For Trekkies, it never gets old

Sam Siegel of Pennsburg as Thought Admiral Kethas epetai-Rustadzh draws a glance from some terrestrial beings before heading in to the convention in Cherry Hill.
Sam Siegel of Pennsburg as Thought Admiral Kethas epetai-Rustadzh draws a glance from some terrestrial beings before heading in to the convention in Cherry Hill. (MICHAEL BRYANT /Staff Photographer)
Posted: April 30, 2013

For decades, fans of the television show Star Trek have displayed unbridled enthusiasm for their beloved corner of the science-fiction galaxy, affectionately dubbing themselves "Trekkies" and donning costumes of their favorite aliens and space commanders.

This weekend was no different. At the Crowne Plaza hotel in Cherry Hill, hundreds of Trekkies young and old convened for the Philadelphia installment of the nationally traveling Star Trek Convention.

The gathering, billed by organizers as "a weekend of everything Trek," gave fans a chance to interact with a handful of actors from the show, such as Avery Brooks (Commander Sisko), Michael Dorn (Worf) and Gates McFadden (Dr. Crusher), who appeared on stage to answer questions from the crowd.

That these gatherings are also definitively commercial affairs was also in evidence. Stars autographed glossy pictures of their characters for $35 to $50 a signature. Other Trekkie-pleasing memorabilia was also for sale, including signed posters (one of William Shatner and Leonard Nimoy was priced at $595), miniature stuffed animals (fluffy space commanders could be had for less than $10), and books written by cast members. I Am Not Spock, by Nimoy, was going for $25 at one stand.

But the real draw of the weekend, many participants said, was the chance to interact with fellow Trek-lovers, many of whom travel to several conventions a year, developing relationships in the process.

"It's a great community," said Mercury Presentia of Long Island, who attended as the character K'Ehleyr, a Klingon/human hybrid with a disturbing forehead who appeared in Star Trek: The Next Generation.

Presentia, who has been watching Star Trek since the Voyager series in the mid-'90s, said the show, with its sophisticated writing and themes relating to big-picture social issues, tended to create deep devotion among its followers, and those who gather at conventions are eager to discuss the show.

Sam Siegel, 38, of Pennsburg, agreed, saying the conventions are often like reunions. He has been attending them for 23 years, he said, making friends with people he sees only at Trek-related functions.

That includes his membership in the Imperial Klingon Forces, an 1,100-member organization with 30 chapters across the globe, he said. The IKF, as he called it, allows Klingon enthusiasts to convene and discuss various aspects of the Klingon way of life. Its website boasts of requiring no membership dues.

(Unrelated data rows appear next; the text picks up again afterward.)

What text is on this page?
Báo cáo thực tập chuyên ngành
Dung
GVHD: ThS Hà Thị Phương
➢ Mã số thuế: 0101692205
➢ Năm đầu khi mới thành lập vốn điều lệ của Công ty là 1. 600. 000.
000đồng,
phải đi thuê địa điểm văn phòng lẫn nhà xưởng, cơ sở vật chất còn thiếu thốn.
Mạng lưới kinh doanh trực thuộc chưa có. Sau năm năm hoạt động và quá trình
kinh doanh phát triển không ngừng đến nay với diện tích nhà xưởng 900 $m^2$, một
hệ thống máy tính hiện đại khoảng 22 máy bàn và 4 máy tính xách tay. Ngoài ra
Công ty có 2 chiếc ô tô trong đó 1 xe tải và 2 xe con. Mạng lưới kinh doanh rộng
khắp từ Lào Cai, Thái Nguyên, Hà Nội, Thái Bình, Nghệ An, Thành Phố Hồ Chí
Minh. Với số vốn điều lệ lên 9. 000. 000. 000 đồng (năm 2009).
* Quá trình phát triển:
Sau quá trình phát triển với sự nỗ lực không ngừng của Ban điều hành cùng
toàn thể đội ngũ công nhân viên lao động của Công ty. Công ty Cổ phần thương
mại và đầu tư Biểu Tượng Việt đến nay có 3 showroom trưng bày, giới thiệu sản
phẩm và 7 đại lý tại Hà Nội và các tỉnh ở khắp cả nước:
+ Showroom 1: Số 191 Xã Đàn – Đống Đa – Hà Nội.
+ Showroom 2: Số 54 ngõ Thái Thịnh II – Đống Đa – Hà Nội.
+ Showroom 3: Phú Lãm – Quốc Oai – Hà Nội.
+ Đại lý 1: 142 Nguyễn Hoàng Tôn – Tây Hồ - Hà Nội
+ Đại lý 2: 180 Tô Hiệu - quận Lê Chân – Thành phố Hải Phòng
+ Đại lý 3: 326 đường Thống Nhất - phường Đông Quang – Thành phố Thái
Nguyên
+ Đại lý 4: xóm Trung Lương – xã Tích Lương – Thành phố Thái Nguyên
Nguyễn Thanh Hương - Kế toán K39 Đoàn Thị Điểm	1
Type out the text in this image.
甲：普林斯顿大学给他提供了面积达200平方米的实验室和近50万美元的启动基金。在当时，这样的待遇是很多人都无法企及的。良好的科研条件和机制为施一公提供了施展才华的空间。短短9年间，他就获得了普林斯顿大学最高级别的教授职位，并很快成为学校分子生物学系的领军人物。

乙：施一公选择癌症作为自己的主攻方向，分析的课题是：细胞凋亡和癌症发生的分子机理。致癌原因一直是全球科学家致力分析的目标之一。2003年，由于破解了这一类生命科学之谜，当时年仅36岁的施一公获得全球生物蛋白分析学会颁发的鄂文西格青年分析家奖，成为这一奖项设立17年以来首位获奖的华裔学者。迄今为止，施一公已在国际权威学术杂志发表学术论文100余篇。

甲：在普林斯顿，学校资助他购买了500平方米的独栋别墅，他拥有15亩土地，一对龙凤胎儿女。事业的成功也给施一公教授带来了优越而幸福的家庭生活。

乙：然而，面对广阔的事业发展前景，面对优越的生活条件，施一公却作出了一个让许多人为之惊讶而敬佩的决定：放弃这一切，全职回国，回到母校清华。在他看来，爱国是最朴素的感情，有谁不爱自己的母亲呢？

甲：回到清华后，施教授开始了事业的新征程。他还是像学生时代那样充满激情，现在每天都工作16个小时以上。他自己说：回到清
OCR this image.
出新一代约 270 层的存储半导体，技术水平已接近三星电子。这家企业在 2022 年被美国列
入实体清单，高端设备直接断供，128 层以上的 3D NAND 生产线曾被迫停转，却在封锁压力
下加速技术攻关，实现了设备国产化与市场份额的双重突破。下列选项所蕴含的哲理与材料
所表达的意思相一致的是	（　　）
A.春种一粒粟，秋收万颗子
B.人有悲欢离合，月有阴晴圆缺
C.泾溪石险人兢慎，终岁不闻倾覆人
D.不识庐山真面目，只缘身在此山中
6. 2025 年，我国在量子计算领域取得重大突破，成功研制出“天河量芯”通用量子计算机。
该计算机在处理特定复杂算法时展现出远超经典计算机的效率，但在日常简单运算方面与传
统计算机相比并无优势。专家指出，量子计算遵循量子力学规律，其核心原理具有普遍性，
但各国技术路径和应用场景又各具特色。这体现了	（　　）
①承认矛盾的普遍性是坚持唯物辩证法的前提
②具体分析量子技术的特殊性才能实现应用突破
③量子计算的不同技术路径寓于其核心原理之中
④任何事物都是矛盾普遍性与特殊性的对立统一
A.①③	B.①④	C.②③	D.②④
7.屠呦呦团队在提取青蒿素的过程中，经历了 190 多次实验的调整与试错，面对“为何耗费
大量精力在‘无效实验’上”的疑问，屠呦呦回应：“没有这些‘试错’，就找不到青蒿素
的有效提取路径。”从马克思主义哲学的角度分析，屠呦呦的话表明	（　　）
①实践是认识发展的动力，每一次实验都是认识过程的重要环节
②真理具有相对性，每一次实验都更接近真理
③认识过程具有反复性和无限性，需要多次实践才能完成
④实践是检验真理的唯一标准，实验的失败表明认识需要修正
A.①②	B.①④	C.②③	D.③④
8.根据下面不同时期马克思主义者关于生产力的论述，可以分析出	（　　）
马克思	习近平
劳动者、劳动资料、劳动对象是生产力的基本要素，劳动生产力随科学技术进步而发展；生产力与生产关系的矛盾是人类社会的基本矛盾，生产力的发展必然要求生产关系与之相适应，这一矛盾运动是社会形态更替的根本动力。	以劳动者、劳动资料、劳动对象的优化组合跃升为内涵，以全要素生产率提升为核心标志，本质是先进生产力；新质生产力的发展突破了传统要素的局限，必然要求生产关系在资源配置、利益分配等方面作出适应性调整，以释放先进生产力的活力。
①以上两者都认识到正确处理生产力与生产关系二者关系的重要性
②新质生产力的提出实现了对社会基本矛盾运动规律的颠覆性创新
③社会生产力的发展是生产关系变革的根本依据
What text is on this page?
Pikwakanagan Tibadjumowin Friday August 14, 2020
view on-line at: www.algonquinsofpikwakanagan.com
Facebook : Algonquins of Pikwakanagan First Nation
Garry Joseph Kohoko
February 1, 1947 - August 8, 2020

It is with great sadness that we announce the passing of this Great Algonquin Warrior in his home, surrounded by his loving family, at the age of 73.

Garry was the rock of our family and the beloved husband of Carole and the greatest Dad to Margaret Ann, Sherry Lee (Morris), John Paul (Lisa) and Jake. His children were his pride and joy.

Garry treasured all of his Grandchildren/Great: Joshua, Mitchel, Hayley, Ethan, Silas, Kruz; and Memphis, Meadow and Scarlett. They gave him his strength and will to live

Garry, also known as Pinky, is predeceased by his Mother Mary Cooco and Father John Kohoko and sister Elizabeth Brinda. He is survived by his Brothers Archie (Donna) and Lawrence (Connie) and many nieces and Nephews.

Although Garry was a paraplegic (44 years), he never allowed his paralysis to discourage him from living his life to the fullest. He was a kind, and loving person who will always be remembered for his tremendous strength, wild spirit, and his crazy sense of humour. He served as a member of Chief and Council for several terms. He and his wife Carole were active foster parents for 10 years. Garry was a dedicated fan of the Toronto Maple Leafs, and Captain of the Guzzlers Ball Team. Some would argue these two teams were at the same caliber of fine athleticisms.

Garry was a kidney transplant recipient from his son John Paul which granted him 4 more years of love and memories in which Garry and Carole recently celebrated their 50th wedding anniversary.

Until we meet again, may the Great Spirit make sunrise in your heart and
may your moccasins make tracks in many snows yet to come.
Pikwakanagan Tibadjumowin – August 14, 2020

Siegel, wearing a Klingon mask and a "command cloak" covered in badges, acknowledged that some may find Trek enthusiasts peculiar, but that their devotion was not as far-fetched as it may appear.

"People who are 'normal' would find this nerdy, and it is. It is nerdy," he said with a smile. "But it's no more nerdy than those who do taxidermy, or collect baseball cards."

Nerdy or not, attendees Sunday generally seemed pleased with the chance to reflect on the show with other fans who could competently identify the differences between series such as The Next Generation and Voyager.

As Max Grodénchik, who played Rom in Star Trek: Deep Space Nine, chatted with fan Julie Harris, 48, at his autograph table, she nodded when he postulated why Trekkies would routinely congregate to celebrate a decades-old franchise.

"There's something about the Trek series," he said. "I think the vision is a hopeful vision of the future. And there's something very positive about that."